Probierz przemówił po meczu z Chorwacją. "Nie będę krytykował zawodników"

PAP / Leszek Szymański / Na zdjęciu: Michał Probierz
PAP / Leszek Szymański / Na zdjęciu: Michał Probierz

- Popełniliśmy dwa błędy, które na tym poziomie nie powinny się zdarzyć, ale z ławki było czuć, że jesteśmy w stanie wrócić do gry - mówił Michał Probierz po meczu Polski z Chorwacją w Lidze Narodów (3:3).

Polska zremisowała z Chorwacją 3:3 we wtorkowym meczu Ligi Narodów na PGE Narodowym (-----> RELACJA). O ile w ofensywie wszystko się zgadzało i nie można było za bardzo narzekać na liczbę wykreowanych sytuacji, o tyle w tyłach - szczególnie w pierwszej połowie - były nie tyle dziury, co prawdziwy lej po bombie.

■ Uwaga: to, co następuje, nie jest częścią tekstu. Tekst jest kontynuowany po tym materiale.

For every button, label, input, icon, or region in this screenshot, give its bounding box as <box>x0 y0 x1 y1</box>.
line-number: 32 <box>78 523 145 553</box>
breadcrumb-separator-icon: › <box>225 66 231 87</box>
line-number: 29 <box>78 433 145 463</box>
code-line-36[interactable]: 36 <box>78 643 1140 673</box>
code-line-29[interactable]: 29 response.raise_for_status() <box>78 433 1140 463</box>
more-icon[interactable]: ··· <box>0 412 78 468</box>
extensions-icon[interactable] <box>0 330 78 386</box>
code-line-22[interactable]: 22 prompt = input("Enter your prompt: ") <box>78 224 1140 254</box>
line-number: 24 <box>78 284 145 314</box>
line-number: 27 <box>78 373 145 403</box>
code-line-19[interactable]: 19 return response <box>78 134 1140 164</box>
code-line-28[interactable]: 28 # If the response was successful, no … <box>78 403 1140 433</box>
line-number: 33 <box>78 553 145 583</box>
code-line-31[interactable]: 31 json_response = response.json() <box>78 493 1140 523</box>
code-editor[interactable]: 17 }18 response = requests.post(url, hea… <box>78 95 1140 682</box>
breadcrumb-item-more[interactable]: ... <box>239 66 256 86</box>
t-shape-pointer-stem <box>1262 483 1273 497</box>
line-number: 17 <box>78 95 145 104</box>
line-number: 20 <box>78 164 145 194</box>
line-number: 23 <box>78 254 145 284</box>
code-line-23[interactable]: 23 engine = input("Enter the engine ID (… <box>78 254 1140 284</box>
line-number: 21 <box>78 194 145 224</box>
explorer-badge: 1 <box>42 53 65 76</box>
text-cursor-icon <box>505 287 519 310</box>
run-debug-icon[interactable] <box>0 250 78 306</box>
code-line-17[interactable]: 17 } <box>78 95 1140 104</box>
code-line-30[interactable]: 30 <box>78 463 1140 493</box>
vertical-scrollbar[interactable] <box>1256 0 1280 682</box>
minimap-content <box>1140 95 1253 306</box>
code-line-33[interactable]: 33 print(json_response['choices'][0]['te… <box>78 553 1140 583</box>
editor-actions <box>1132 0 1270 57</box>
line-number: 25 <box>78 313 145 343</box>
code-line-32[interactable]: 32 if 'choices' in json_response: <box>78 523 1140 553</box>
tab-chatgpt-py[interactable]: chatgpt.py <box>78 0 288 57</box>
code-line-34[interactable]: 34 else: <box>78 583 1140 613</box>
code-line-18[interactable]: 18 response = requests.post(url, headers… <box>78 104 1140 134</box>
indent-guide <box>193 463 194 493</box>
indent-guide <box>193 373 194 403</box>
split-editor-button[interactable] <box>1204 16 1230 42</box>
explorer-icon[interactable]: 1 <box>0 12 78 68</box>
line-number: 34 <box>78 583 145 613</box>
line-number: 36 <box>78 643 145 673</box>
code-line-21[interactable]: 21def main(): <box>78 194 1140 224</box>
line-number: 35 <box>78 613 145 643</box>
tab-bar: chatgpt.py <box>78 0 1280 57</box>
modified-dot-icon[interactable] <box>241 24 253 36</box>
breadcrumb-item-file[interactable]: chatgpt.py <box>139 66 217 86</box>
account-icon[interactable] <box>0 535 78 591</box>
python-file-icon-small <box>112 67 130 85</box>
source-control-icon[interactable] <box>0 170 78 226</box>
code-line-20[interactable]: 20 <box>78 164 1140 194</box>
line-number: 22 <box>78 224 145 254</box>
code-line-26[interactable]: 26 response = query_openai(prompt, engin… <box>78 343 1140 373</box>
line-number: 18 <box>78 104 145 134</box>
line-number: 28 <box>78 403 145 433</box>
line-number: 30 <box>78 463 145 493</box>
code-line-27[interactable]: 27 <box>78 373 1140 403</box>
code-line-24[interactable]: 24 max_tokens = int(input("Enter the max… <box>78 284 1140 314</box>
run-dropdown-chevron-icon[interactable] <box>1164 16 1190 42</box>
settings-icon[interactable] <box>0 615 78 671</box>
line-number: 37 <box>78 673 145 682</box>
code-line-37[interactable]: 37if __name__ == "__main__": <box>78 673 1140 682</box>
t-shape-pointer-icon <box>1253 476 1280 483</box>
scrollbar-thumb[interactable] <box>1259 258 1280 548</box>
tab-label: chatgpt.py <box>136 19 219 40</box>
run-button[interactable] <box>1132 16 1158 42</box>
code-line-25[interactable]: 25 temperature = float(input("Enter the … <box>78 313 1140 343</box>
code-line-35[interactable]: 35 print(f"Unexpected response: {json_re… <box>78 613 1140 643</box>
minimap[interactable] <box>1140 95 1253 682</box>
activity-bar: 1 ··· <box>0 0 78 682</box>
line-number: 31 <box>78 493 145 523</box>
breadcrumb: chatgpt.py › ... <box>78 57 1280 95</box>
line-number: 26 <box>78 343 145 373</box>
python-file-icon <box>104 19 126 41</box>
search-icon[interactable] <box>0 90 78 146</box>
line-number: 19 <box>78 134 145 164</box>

- Zaczęliśmy bardzo dobrze, stworzyliśmy sytuacje, zdobyliśmy bramkę. Gol na 1:1 padł po przepięknym uderzeniu. Później popełniliśmy dwa błędy, które na tym poziomie nie powinny się zdarzyć, ale z ławki było czuć, że jesteśmy w stanie wrócić do gry. Zdobywamy bramkę na 2:3, w drugiej połowie na 3:3 i po wymuszonej zmianie Piotrka Zielińskiego brakowało nam zawodnika, który potrafi zrobić coś z niczego - mówił Michał Probierz na konferencji prasowej.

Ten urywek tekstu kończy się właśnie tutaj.